Kepalaku telah jadi rumah bagi kebisingan dan sekaligus bagi keheningan. 

Aku terus melihatmu dan memahatmu dalam keinginan-keinginan besar, tanpa sadar mengalahkan apa yang aku punya. Tidak mampu kujelaskan apa yang ingin kuberikan atas nama rasa lantaran aku sendiri kalah dengan ingin yang menawan, terlalu melawan diriku hingga hilang pada batas resah dan mungkin nyaris kalah. 

Kejadian yang tidak kita harapkan dan terjadi adalah kelahiran tragedi dalam perjalanan waktu kita. Adalah cerita yang masih kita rajut pelan-pelan, perlahan kita eratkan namun kadang kita tarik kembali hingga kusut dan butuh perasaan tenang untuk menyambung keinginan itu. Aku tak tahu bilamana kau masih berkunjung di sini.

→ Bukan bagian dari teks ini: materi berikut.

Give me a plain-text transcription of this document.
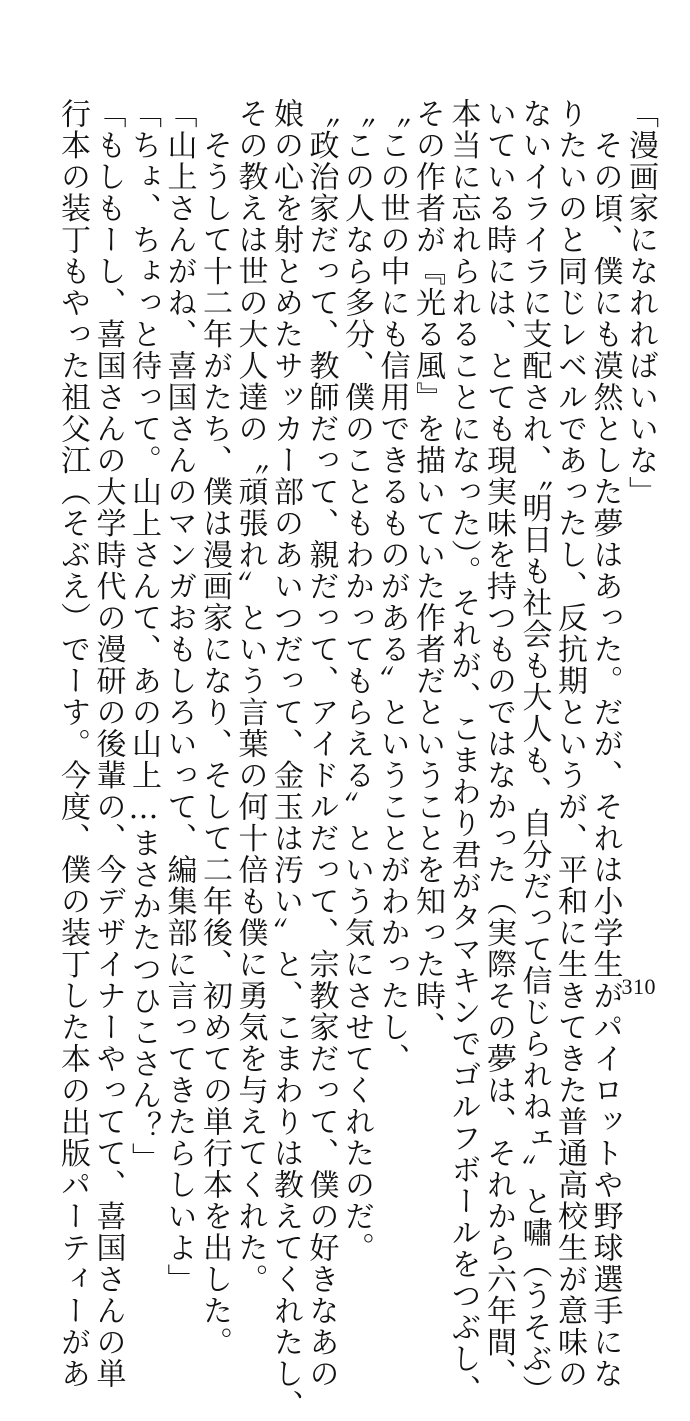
「漫画家になれればいいな」
　その頃、僕にも漠然とした夢はあった。だが、それは小学生がパイロットや野球選手にな
りたいのと同じレベルであったし、反抗期というが、平和に生きてきた普通高校生が意味の
ないイライラに支配され、〝明日も社会も大人も、自分だって信じられねェ〟と嘯（うそぶ）
いている時には、とても現実味を持つものではなかった（実際その夢は、それから六年間、
本当に忘れられることになった）。それが、こまわり君がタマキンでゴルフボールをつぶし、
その作者が『光る風』を描いていた作者だということを知った時、
〝この世の中にも信用できるものがある〟ということがわかったし、
〝この人なら多分、僕のこともわかってもらえる〟という気にさせてくれたのだ。
〝政治家だって、教師だって、親だって、アイドルだって、宗教家だって、僕の好きなあの
娘の心を射とめたサッカー部のあいつだって、金玉は汚い〟と、こまわりは教えてくれたし、
その教えは世の大人達の〝頑張れ〟という言葉の何十倍も僕に勇気を与えてくれた。
　そうして十二年がたち、僕は漫画家になり、そして二年後、初めての単行本を出した。
「山上さんがね、喜国さんのマンガおもしろいって、編集部に言ってきたらしいよ」
「ちょ、ちょっと待って。山上さんて、あの山上…まさかたつひこさん？」
「もしもーし、喜国さんの大学時代の漫研の後輩の、今デザイナーやってて、喜国さんの単
行本の装丁もやった祖父江（そぶえ）でーす。今度、僕の装丁した本の出版パーティーがあ	310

Namun kuharap, kau masih bisa melihatku dan juga apa yang sedang kuhancurkan dalam diriku. 

Apa yang ingin kuciptakan mungkin akan menyakitkan atau tidak sama sekali, entahlah. Aku berupaya untuk tidak kalah dengan apa yang kumiliki. Dan juga belajar untuk lebih dari semua yang kau pikirkan dari apa yang aku punya. 

Di pertemuan kita selanjutnya, biarkan aku terus menjadi apa yang kau inginkan dengan inginku yang kuberikan kepada inginmu. Belajarlah aku pada keheningan dan kebeningan air mata yang mengalir dalam jiwaku, menangislah rasaku yang tak mampu menyampaikan sepatah kata yang sesungguhnya pada telinga di hatimu. Maafkan. 



Maafkan. 

Ini perihal janji pada diri sendiri yang ingin bunuh diri.